Friday 27th October 2017 at 5pm
As a nod to the 500th anniversary of Martin Luther nailing his theses to the church door in 1517, a nail which went a long way to kickstarting the Reformation, members of the Dublin Unitarian Church (in period costume) will nail the churches’ modern Unitarian theses to their own door on Friday 27th October at 5pm. Others will observe and quite possibly heckle !! Some, for the fun of it,, will be dressed in costume appropriate to 1517. You are invited to join in, dressed however you wish.
It is also 200 years since the Unitarian Act, an act of parliament, gave freedom to Unitarians in ireland to practise their religion without hindrance. This was four years after the same act had been passed in England, Scotland and Wales.
“Rather than try to re-enact the more significant Act of Parliament, we are bringing Martin Luther back to life for a few minutes, and giving him the job of nailing an up to date document to our door,” said Dr. Martin Pulbrook, who has devoted his life to researching Unitarianism and early Christianity.
This document, which represents modern Unitarian beliefs in the twenty-first century, was compiled by the Reverend Bill Darlison, Minister Emeritus of the Unitarian Church. It lists ten beliefs held by members, including that all human beings have the right to pursue the ‘big questions’ of existence, to constantly revise and refine their views and are free to come to their own conclusions about religion and other matters. Unitarians believe that human life is sacred, that each human being is unique and precious, and has something valuable to offer.
“The list has evolved over the years,” said Reverend Bridget Spain, the present minister. “I’m sure most people will find that they agree with many or all of its points. But, for the purposes of the re-enactment, we may arrange for some ‘hecklers’ to visit us from the year 1517!”
Unitarians are not called upon to believe in statements of metaphysical speculation. We have no creed.
1) We believe that all human beings have the right to pursue the big questions of existence, and that these questions are best approached in a supportive and understanding community free from dogmatic assumptions, inherited prejudices, indoctrination, or coercion. Each person should be free to come to his or her own conclusions about religion as about other matters.
2) We believe in constantly revising and refining our views and opinions in matters of faith. Faith is a living thing which may evolve with experience and reflection.
3) We believe that human life is sacred; that each human being is unique and precious, and has something valuable to offer.
4) We believe that differences between people based on gender, sexual orientation or gender identity are to be celebrated and valued, and that we are all entirely equal. These differences should never be a reason to exclude a person from membership or bar them from ministry.
5) We believe that we have a responsibility to care for the weak, the vulnerable, and the dispossessed in our own society, and throughout the world.

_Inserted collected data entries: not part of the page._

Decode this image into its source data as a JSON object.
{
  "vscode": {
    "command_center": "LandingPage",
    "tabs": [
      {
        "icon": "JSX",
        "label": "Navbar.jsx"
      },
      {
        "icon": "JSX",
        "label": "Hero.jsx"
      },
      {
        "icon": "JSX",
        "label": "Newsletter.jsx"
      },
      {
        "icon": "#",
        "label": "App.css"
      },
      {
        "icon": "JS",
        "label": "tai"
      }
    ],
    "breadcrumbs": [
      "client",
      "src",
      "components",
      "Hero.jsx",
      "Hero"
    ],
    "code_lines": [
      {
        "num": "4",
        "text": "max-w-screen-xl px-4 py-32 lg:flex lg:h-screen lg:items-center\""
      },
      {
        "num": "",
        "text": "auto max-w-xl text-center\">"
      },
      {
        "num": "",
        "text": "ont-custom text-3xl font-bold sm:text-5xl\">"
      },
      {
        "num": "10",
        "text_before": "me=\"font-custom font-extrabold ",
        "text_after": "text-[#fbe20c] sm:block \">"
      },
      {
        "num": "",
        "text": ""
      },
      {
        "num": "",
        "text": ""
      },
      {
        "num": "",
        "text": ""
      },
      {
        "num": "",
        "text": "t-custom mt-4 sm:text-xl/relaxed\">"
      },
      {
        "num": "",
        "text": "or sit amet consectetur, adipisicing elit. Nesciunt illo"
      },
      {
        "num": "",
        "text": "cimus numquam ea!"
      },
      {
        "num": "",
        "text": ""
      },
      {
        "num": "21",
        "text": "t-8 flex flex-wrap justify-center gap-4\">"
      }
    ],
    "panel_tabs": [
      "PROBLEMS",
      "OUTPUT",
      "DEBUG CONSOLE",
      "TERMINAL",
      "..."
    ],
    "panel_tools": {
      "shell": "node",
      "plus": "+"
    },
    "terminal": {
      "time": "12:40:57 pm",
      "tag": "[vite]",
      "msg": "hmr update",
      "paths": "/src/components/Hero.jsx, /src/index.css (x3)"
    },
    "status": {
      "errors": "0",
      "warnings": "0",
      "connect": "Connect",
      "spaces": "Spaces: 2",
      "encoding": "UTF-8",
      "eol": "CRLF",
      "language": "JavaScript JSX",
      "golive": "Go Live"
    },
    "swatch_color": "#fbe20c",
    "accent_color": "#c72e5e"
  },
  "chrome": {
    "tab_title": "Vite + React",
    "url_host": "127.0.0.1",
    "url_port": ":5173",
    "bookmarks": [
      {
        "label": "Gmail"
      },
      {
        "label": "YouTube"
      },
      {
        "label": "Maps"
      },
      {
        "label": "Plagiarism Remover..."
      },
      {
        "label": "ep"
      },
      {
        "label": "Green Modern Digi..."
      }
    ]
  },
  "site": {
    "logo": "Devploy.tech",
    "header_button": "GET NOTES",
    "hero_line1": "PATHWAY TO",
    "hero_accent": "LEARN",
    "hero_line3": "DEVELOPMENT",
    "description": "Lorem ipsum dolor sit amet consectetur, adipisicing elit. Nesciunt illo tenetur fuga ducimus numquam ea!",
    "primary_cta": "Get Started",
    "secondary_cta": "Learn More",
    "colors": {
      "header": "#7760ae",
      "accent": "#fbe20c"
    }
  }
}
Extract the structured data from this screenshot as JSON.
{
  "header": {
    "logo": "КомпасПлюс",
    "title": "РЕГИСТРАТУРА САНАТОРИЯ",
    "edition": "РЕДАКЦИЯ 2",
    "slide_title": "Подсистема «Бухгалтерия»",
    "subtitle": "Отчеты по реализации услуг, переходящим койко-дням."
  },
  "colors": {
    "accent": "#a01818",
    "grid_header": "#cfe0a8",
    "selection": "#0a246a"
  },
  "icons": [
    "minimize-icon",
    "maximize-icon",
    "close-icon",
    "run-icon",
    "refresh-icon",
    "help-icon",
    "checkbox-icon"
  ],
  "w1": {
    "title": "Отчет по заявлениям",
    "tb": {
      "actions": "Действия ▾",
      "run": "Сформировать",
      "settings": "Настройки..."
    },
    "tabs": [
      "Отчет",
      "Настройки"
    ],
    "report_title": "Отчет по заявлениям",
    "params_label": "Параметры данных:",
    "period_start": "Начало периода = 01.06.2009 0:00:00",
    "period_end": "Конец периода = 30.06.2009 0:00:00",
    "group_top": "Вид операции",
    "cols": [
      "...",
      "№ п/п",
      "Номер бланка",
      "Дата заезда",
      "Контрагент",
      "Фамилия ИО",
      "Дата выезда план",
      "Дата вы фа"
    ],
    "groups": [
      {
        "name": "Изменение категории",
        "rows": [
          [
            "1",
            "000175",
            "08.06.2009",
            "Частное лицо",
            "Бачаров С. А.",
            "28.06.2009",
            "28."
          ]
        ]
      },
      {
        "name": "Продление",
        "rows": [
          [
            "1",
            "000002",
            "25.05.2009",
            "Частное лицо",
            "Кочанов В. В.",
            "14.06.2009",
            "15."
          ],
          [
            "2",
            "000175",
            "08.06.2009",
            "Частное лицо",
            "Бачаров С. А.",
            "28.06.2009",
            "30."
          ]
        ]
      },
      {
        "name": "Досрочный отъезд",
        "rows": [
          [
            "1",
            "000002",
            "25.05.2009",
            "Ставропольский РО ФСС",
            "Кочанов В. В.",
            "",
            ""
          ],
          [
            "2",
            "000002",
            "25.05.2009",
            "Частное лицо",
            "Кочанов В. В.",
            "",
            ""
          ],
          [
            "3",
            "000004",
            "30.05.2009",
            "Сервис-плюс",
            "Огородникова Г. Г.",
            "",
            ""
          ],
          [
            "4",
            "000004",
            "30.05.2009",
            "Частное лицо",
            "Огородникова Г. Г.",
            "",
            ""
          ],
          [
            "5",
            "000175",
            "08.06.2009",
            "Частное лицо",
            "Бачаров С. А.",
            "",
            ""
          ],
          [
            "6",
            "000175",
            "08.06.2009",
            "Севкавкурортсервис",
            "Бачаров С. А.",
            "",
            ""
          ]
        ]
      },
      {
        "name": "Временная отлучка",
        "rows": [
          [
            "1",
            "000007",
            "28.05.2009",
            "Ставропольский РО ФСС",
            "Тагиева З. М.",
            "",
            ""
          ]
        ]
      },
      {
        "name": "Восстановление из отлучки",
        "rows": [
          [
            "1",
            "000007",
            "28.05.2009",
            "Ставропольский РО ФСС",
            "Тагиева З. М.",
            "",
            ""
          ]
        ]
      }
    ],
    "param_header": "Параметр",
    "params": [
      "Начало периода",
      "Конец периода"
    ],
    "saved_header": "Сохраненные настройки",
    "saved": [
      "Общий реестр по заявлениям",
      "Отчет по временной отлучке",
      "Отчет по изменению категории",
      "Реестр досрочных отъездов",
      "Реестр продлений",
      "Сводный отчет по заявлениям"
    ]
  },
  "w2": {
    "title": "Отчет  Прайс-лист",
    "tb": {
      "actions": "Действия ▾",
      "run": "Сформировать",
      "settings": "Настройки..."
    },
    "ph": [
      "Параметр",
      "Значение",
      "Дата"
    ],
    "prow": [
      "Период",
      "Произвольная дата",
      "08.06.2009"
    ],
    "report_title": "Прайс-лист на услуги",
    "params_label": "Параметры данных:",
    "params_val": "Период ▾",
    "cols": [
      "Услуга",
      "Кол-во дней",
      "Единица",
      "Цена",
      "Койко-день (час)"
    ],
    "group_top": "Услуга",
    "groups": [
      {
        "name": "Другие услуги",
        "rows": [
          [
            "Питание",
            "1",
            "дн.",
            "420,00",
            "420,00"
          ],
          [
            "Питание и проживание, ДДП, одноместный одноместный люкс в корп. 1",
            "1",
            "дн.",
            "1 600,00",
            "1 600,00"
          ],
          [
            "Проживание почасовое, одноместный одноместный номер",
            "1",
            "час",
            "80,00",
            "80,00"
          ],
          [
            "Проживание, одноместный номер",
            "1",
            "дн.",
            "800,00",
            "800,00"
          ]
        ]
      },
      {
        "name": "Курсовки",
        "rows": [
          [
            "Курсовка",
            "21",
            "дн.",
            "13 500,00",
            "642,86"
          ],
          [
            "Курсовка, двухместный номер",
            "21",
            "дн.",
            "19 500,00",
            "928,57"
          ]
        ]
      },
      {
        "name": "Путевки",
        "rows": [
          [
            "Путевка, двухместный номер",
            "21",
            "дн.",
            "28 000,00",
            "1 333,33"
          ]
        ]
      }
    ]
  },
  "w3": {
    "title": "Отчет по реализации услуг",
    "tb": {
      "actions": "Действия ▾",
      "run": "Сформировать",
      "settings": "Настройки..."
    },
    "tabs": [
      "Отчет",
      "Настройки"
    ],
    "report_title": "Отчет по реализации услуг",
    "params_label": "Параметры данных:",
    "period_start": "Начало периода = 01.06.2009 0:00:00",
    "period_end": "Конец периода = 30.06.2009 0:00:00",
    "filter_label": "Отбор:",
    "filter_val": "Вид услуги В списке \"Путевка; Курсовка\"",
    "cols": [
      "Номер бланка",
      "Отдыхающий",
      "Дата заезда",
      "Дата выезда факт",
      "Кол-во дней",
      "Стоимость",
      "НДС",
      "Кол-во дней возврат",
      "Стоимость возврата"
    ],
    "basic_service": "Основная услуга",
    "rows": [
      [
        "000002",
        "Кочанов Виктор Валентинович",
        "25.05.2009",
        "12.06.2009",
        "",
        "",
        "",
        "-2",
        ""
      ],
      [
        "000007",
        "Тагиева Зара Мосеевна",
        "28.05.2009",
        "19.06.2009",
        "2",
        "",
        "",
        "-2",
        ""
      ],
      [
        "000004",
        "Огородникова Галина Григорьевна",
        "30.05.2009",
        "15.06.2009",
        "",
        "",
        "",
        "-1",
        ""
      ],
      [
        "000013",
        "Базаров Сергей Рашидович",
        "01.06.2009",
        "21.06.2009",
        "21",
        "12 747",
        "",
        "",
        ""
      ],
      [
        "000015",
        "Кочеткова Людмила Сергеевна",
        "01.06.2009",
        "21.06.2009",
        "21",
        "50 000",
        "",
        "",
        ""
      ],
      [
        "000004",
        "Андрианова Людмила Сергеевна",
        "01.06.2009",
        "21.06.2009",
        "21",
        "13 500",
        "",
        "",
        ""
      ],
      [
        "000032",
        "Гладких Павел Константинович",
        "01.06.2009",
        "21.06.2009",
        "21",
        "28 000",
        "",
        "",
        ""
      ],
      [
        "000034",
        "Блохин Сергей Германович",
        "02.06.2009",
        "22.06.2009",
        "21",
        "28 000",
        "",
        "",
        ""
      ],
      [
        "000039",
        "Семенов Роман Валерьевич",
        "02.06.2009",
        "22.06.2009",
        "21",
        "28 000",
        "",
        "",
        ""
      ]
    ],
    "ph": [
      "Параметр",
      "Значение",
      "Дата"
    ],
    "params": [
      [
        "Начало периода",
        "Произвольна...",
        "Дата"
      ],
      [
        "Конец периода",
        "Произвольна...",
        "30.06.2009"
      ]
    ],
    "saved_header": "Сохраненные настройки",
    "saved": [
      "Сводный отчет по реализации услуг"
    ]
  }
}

6) We believe that community is important and that human beings don’t live fully or creatively in isolation. We need each other. We need to share our joys and sorrows, and we need to share and celebrate our sacred moments together.
7) We believe in democracy. That spiritual communities should be run by and on behalf of their members, and that authority to preach and to minister should be conferred by the community, not by any external agency.
8) We believe in respecting all religious traditions, because despite often failing to live up to their highest ideals, they have given the world inspiring ideas, nurtured great minds, and fostered noble acts.
9) We believe that all religious scriptures are human products and that they must be interpreted with care and compassion, recognising that words on a page can never take precedence over reason, kindness, and respect for all.
10) We believe that the earth is fragile and precious, and it and every living thing upon it must be treated with reverence and respect.
It is these 12 “theses” which we will be nailing to our door. All interested parties are invited to attend and enjoy the fun.